Chapitre III

Education et Droits de l'Homme en Tunisie

   


 

L'école des Droits de l'Homme


3 - Les droits de l'Homme dans les Instituts spécialisés

L'Institut Supérieur de Magistrature :

Dans le droit fil de la sollicitude particulière dont le Président de la République entoure le corps de la magistrature qu'il s'attache constamment à consolider matériellement et moralement et à doter d'une formation solide et moderne profitable à l'intérêt de la Tunisie, le Ministre de la justice a pris, à cet égard, deux arrêtés en date de 26 juin 1993, dont le premier porte enseignement des droits de l'Homme dans le cadre de la formation et de la qualification à l'Institut Supérieur de la Magistrature. Le texte considéré stipule que la formation et la qualification au sein de l'Institut Supérieur de la Magistrature englobe parmi ses matières principales, des cours portant sur les droits de l'Homme.

Ces cours ont pour objectif de renforcer les connaissances à la faveur de l'étude des conventions internationales, des recommandations et des règles de conduite que les Nations Unies et les organisations régionales appliquent en matière de droits de l'Homme, outre la connaissance des mécanismes de protection internationale et du droit comparé . Ils sont également destinés, avec les applications pratiques qui les accompagnent, telles que les simulations de procès et les autres procédés pédagogiques, à aiguiser la sensibilité des étudiants vis-vis des procédures internationales destinées à la garantie des droits de l'Homme et à l'établissement de la justice.
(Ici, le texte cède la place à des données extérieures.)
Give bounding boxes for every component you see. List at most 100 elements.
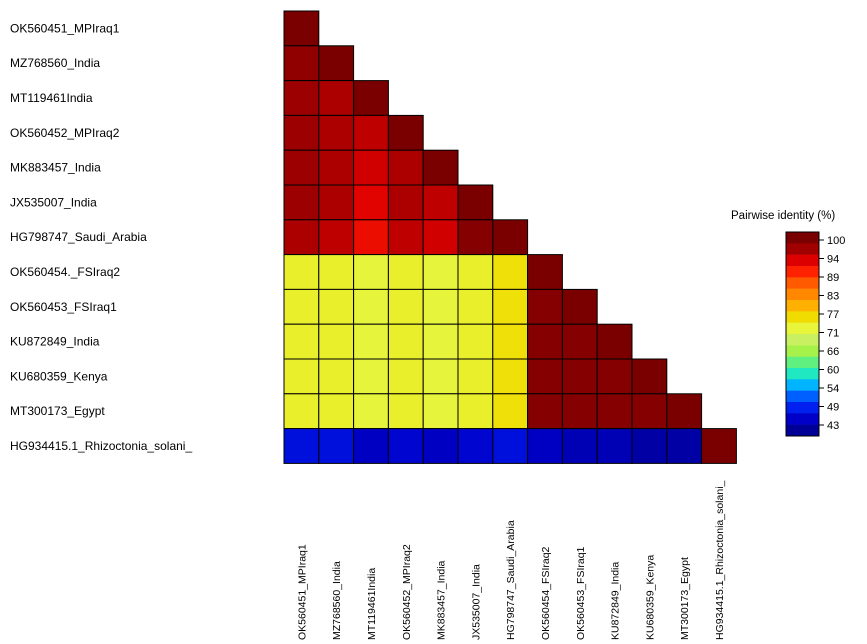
column-label: JX535007_India (470, 564, 482, 640)
legend-tick-label: 66 (827, 346, 839, 358)
heatmap-cell-10-3 (387, 358, 424, 395)
heatmap-cell-8-5 (457, 288, 494, 325)
heatmap-cell-10-2 (353, 358, 389, 395)
legend-tick-label: 60 (827, 365, 839, 377)
heatmap-cell-2-1 (318, 80, 355, 116)
heatmap-cell-10-6 (492, 358, 529, 395)
row-label: MK883457_India (10, 161, 101, 175)
row-label: OK560451_MPIraq1 (10, 21, 120, 35)
legend-color-step (786, 424, 819, 437)
heatmap-cell-4-4 (422, 149, 459, 186)
row-label: MT300173_Egypt (10, 404, 105, 418)
column-label: KU680359_Kenya (644, 555, 656, 640)
heatmap-cell-5-5 (457, 184, 494, 221)
legend-color-step (786, 390, 819, 403)
heatmap-cell-3-1 (318, 114, 355, 151)
heatmap-cell-7-6 (492, 254, 529, 290)
legend-color-step (786, 356, 819, 369)
heatmap-cell-9-5 (457, 323, 494, 360)
heatmap-cell-11-2 (353, 393, 389, 430)
heatmap-cell-11-6 (492, 393, 529, 430)
heatmap-cell-9-2 (353, 323, 389, 360)
heatmap-cell-8-8 (561, 288, 598, 325)
legend-tick-label: 100 (827, 235, 845, 247)
heatmap-cell-9-8 (561, 323, 598, 360)
heatmap-cell-7-7 (527, 254, 563, 290)
heatmap-cell-8-7 (527, 288, 563, 325)
legend-tick-label: 77 (827, 309, 839, 321)
row-labels: OK560451_MPIraq1 MZ768560_India MT119461In… (10, 21, 192, 453)
heatmap-cell-6-6 (492, 219, 529, 256)
heatmap-cell-8-1 (318, 288, 355, 325)
legend-color-step (786, 402, 819, 414)
legend-ticks: 100 94 89 83 77 71 66 60 54 49 43 (819, 235, 845, 432)
heatmap-cell-7-5 (457, 254, 494, 290)
heatmap-cell-1-0 (283, 45, 320, 82)
heatmap-cell-9-3 (387, 323, 424, 360)
legend-color-step (786, 232, 819, 244)
heatmap-cell-8-0 (283, 288, 320, 325)
heatmap-cell-10-0 (283, 358, 320, 395)
heatmap-cell-2-0 (283, 80, 320, 116)
heatmap-cell-3-0 (283, 114, 320, 151)
row-label: OK560454._FSIraq2 (10, 265, 120, 279)
legend-color-step (786, 345, 819, 357)
heatmap-cell-7-4 (422, 254, 459, 290)
column-labels: OK560451_MPIraq1 MZ768560_India MT119461In… (296, 480, 726, 640)
heatmap-cell-12-10 (631, 428, 668, 464)
heatmap-cell-5-2 (353, 184, 389, 221)
heatmap-cells (283, 10, 737, 464)
legend-tick-label: 83 (827, 291, 839, 303)
legend-tick-label: 49 (827, 402, 839, 414)
heatmap-cell-12-5 (457, 428, 494, 464)
heatmap-cell-8-3 (387, 288, 424, 325)
heatmap-cell-9-4 (422, 323, 459, 360)
legend-tick-label: 43 (827, 420, 839, 432)
heatmap-cell-6-1 (318, 219, 355, 256)
heatmap-cell-11-0 (283, 393, 320, 430)
heatmap-cell-4-3 (387, 149, 424, 186)
legend-title: Pairwise identity (%) (731, 210, 835, 222)
legend-frame (785, 231, 820, 437)
legend-color-step (786, 413, 819, 425)
heatmap-cell-12-0 (283, 428, 320, 464)
heatmap-cell-12-2 (353, 428, 389, 464)
row-label: MZ768560_India (10, 56, 100, 70)
heatmap-cell-11-5 (457, 393, 494, 430)
heatmap-cell-12-8 (561, 428, 598, 464)
heatmap-cell-11-4 (422, 393, 459, 430)
row-label: MT119461India (10, 91, 93, 105)
column-label: OK560453_FSIraq1 (575, 546, 587, 640)
heatmap-cell-7-3 (387, 254, 424, 290)
heatmap-cell-10-9 (596, 358, 633, 395)
heatmap-cell-3-2 (353, 114, 389, 151)
heatmap-cell-11-8 (561, 393, 598, 430)
heatmap-cell-12-7 (527, 428, 563, 464)
heatmap-cell-9-7 (527, 323, 563, 360)
heatmap-cell-6-2 (353, 219, 389, 256)
row-label: HG798747_Saudi_Arabia (10, 230, 147, 244)
heatmap-cell-11-9 (596, 393, 633, 430)
heatmap-cell-4-0 (283, 149, 320, 186)
heatmap-cell-3-3 (387, 114, 424, 151)
column-label: MT300173_Egypt (679, 557, 691, 640)
legend-color-step (786, 379, 819, 391)
heatmap-cell-4-2 (353, 149, 389, 186)
column-label: MK883457_India (436, 560, 448, 640)
column-label: MZ768560_India (331, 561, 343, 640)
heatmap-cell-6-3 (387, 219, 424, 256)
heatmap-cell-6-4 (422, 219, 459, 256)
row-label: OK560452_MPIraq2 (10, 126, 120, 140)
legend-color-step (786, 322, 819, 335)
heatmap-cell-11-11 (666, 393, 703, 430)
heatmap-cell-8-6 (492, 288, 529, 325)
heatmap-cell-11-10 (631, 393, 668, 430)
heatmap-cell-12-9 (596, 428, 633, 464)
heatmap-cell-7-2 (353, 254, 389, 290)
heatmap-cell-0-0 (283, 10, 320, 47)
column-label: MT119461India (366, 568, 378, 640)
legend-color-step (786, 266, 819, 278)
heatmap-cell-7-1 (318, 254, 355, 290)
legend-color-step (786, 243, 819, 255)
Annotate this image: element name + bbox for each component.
La matière «droits de l'Homme» est enseignée dans le cadre de la formation et de la qualification, en deux semestres.

Quant au dexième arrêté publié par le Ministre de la Justice le 26 juin 1993, il concerne l'enseignement des droits de l'Homme dans le cadre du parachèvement de l'expertise des Magistrats, dans le but de promouvoir leurs aptitudes et de faire connaître les innovations introduites en matière de conventions internationales, de protection des droits de l'Homme, et de promotion des législations nationales et de la jurisprudence, en harmonie avec les choix orientés vers le renforcement et la protection de ces droits.

Ces exposés sont organisés dans le cadre de cycles d'études, de colloques ou de séminaires, dans l'enceinte même de l'Institut Supérieur de la Magistrature ou dans les tribunaux, avec la participation de magistrats.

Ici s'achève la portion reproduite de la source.